Immaginare storicamente i due vicini, sul parquet ma anche nelle relazioni extra-campo, è evidentemente un altro punto su cui Pippen evidentemente ci tiene a dare ulteriori precisazioni, rimarcando quanto diversi fossero i due sia per background che per modo di rapportarsi a ruolo e pressioni sportive. Quanto distanti siano in realtà i due è scritto a chiare lettere:

"Io e Michael non siamo vicini e non lo siamo mai stati. Ogni volta che lo chiamo o gli mando un messaggio, di solito mi risponde piuttosto in fretta, ma non gli scrivo mai solo per sapere come sta. E lo stesso fa lui. Molte persone potrebbero faticare a crederci, vista la sintonia che avevamo in campo. Fuori dal campo, siamo due persone molto diverse che hanno avuto due vite molto diverse. Io venivo dalla campagna: Hamburg, in Arkansas, circa tremila abitanti; lui veniva da una città: Wilmington, in North Carolina. Finite le superiori, non mi aveva reclutato nessuno. Michael lo volevano tutti. Una volta conclusa la stagione, che si festeggiasse con lo champagne o meno, noi due non ci sentivamo praticamente mai fino al ritiro di ottobre. Michael aveva la sua cerchia di amici e io la mia. Non era colpa di nessuno. Non si può forzare la confidenza tra due persone. O c’è o non c’è. Tuttavia, con il passare degli anni, abbiamo cominciato ad apprezzarci l’un l’altro sempre di più, soprattutto dopo che ci siamo ritirati".

Troppo diversi anche nella formazione i due, con Pippen figlio della dura gavetta anche per una situazione familiare questa sì ben descritta nella serie, e Michael Jordan da subito destinato alla grandezza sin dall'Università e dal tiro decisivo nella finale NCAA segnato con North Carolina.

Mai più Robin

Guai a definirlo ancora spalla o secondo violino di Michael Jordan, però. Questo emerge in maniera chiarissima dalle righe di Unguarded, dove Pippen prende certamente atto di una incompatibilità figlia di due caratteri troppo ingombranti per convivere in armonia nel loro ruolo ormai acquisito di star e gregario di lusso:

"Forse il mondo del basket era troppo piccolo per accomodare i nostri due ego sproporzionati: Michael mi vedeva come la sua “spalla” (odiavo essere definito così, proprio  come non sopportavo quando si riferivano a noi due come Batman e Robin) e per lui ero semplicemente qualcuno da portarsi dietro per affrontare ogni partita e ogni allenamento con la massima intensità. Io, invece, mi vedevo come un purista, devoto al gioco di squadra, e mi sentivo offeso quando lui cercava di vincere le partite da solo"

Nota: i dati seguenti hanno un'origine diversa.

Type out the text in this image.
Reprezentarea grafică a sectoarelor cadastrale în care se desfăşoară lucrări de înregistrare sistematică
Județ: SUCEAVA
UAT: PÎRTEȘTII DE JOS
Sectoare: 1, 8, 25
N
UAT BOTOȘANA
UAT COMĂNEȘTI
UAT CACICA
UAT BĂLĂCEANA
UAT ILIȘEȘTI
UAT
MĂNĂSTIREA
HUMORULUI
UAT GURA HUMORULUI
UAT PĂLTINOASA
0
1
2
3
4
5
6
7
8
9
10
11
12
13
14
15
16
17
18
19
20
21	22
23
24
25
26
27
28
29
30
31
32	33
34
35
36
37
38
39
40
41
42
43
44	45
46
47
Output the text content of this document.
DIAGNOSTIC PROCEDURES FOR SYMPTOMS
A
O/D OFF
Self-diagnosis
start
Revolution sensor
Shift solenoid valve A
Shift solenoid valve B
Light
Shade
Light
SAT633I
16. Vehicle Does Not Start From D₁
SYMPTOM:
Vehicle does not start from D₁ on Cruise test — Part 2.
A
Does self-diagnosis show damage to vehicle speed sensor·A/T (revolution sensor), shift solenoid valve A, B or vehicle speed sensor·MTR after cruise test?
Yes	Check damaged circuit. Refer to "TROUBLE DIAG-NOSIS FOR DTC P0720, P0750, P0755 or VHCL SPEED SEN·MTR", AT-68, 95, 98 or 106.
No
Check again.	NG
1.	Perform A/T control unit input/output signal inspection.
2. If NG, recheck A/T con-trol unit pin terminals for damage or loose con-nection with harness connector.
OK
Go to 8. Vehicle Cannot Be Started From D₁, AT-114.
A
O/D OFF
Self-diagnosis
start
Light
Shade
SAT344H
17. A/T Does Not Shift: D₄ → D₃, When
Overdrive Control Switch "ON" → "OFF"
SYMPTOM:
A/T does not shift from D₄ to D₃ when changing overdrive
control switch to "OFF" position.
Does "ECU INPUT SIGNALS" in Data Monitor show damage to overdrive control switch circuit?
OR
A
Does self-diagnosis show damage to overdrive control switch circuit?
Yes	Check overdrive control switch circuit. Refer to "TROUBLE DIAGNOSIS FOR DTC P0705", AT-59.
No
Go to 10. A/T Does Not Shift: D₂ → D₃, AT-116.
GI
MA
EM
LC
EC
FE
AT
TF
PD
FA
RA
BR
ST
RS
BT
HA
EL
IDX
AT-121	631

Insomma, quello che emerge è che rispetto alla gloria che il documentario sui Chicago Bulls del 1997-98 avrebbe dovuto dare all'intero roster campione NBA, The Last Dance sia diventata un'agiografia dedicata ad un solo giocatore. O che almeno sia questa la percezione avvertita tra gli stessi attori non protagonisti, Pippen in primis. Forte di alcuni inequivocabili numeri (il record di MJ ai Playoffs, prima di Scottie, era di 1 vittoria e 9 sconfitte, e la svolta è arrivata proprio dopo la selezione al draft del 33) e di un ruolo che a dire il vero lo stesso Jordan ha sempre riconosciuto ("Non avrei vinto senza Pippen. Ecco perché lo considero il mio miglior compagno di sempre"), Scottie è definitivamente passato al contrattacco. E promette di smontare colpo su colpo una narrativa che l'ha tenuto per troppo tempo alle spalle del più amato ex compagno di squadra.